Mona B. Livholts, Professor of Social Work, Helsinki University, Finland

 “Despite the celebration of globalization as presumable borderlessness, the post-Westphalian and post-Potsdam world order remains a highly striated space divided into the increasingly impervious cells of nation-states. In this world statelessness means a political and ontological non-being, whereas having a formal citizenship cannot guarantee a real belonging to a nation/humanity. And even if the state cannot be democratized or decolonized and itsvery political form is downright outdated, the survival and well-being of people are still determined by their relative belonging to a nation-state which even in the most multicultural countries still continues to be defined by blood and by birth. Barzoo Eliassi`s theoretically grounded and empirically rich study lets us feel what it means to be stateless in a contemporary world, what dreams, memories, fears, aspirations and hopes haunt people exiled from or made unwelcome guests in their own ‘home’. Crucially, Eliassi achieves this effect not via abstract speculations but through an intense dialogue with many actual voices and opinions of Kurds and Palestinians living in the West. The outcome of this chorus of tragic human experiences and amazing resilience that the book forcefully presents, is a strongest argument against dehumanization of stateless people and their systematic defuturing.”
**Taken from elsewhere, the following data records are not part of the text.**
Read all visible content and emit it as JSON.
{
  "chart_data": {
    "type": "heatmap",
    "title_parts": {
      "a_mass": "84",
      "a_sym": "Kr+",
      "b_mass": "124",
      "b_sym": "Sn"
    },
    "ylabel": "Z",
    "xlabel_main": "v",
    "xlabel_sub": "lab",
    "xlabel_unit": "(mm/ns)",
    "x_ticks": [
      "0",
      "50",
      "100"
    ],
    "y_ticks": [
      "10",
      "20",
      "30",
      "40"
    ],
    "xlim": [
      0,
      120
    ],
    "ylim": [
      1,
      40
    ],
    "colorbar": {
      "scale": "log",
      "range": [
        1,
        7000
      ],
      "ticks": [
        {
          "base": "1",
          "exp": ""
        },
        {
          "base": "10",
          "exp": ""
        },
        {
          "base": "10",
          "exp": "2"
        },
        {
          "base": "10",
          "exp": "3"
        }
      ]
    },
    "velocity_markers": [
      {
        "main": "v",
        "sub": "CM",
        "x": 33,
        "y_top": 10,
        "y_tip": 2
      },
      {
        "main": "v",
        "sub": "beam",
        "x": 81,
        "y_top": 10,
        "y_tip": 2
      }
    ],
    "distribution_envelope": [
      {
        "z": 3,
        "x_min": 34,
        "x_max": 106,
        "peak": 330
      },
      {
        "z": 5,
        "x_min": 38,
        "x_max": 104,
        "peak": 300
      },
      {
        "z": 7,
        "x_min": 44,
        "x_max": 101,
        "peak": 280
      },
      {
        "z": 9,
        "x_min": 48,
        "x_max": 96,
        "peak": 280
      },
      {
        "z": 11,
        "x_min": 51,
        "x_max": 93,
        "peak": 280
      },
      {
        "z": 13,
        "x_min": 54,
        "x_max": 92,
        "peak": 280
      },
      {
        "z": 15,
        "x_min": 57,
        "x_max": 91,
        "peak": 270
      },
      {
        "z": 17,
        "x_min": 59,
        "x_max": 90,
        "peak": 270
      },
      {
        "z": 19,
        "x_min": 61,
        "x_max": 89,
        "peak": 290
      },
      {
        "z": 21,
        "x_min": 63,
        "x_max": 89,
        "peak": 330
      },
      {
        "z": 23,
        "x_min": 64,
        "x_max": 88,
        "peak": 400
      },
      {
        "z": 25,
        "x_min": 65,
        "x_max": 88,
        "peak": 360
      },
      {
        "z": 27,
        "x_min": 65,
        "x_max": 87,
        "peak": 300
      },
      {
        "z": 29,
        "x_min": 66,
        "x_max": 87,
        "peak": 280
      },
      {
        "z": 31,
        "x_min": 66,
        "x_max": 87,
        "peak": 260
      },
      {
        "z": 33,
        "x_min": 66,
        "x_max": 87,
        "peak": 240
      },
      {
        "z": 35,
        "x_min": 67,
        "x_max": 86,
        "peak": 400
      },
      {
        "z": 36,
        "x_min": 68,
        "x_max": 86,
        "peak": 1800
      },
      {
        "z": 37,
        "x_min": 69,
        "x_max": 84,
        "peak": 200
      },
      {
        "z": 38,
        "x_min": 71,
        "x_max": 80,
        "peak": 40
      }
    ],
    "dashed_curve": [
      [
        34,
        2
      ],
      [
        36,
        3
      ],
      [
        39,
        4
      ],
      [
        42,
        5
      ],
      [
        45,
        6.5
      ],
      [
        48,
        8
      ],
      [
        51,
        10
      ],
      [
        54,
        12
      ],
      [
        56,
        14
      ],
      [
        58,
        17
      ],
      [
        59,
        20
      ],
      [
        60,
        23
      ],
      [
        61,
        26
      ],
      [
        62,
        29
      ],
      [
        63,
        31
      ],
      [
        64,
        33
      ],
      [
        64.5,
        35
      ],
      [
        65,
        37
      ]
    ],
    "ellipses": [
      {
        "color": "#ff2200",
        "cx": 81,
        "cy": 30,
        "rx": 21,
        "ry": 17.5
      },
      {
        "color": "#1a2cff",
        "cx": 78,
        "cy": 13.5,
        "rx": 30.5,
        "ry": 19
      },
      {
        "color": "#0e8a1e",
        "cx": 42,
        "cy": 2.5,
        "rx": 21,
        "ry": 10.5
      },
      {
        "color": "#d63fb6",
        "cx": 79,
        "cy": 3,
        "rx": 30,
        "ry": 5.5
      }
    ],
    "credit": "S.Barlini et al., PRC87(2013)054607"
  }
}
Madina Tlostanova, Professor of Postcolonial Feminisms at Linköping University, Sweden

“Written with rare verve that is as historical as it is theoretical, Barzoo Eliassi’s book performs, embodies and thinks through the agony and the abjection of stateless-ness and stateless bodies from a perspective that is resolutely and non fungibly local and yet enables deep trans-local insights and conversations about the enforced condition of political alterity. Without ever losing focus on the specific plight of the Kurds and the Palestinians, Eliassi mounts a broad based migrant, diasporic, and ‘post-humanist’ critique of settler and racist regimes whose violence has been laundered and valorized as the hegemony of the western nation state. I applaud Barzoo Eliassi for his unwavering scholarship of rigorous resistance and search for alternatives.”

R. Radhakrishnan, Distinguished Professor of English and Comparative Literature, University of California, USA

Authors and Affiliations

  • Department of Social Work, Linnaeus University, Kalmar, Sweden

    Barzoo Eliassi

About the author

Barzoo Eliassi is an Associate Professor at the Department of Social Work at Linnaeus University, Sweden. He has held previous positions as a Researcher at the Center for Middle Eastern Studies at Lund University, Sweden, and at the International Migration Institute at Oxford University, UK. He is also the author of Contesting Kurdish Identities in Sweden: Quest for Belonging among Middle Eastern Youth (2013).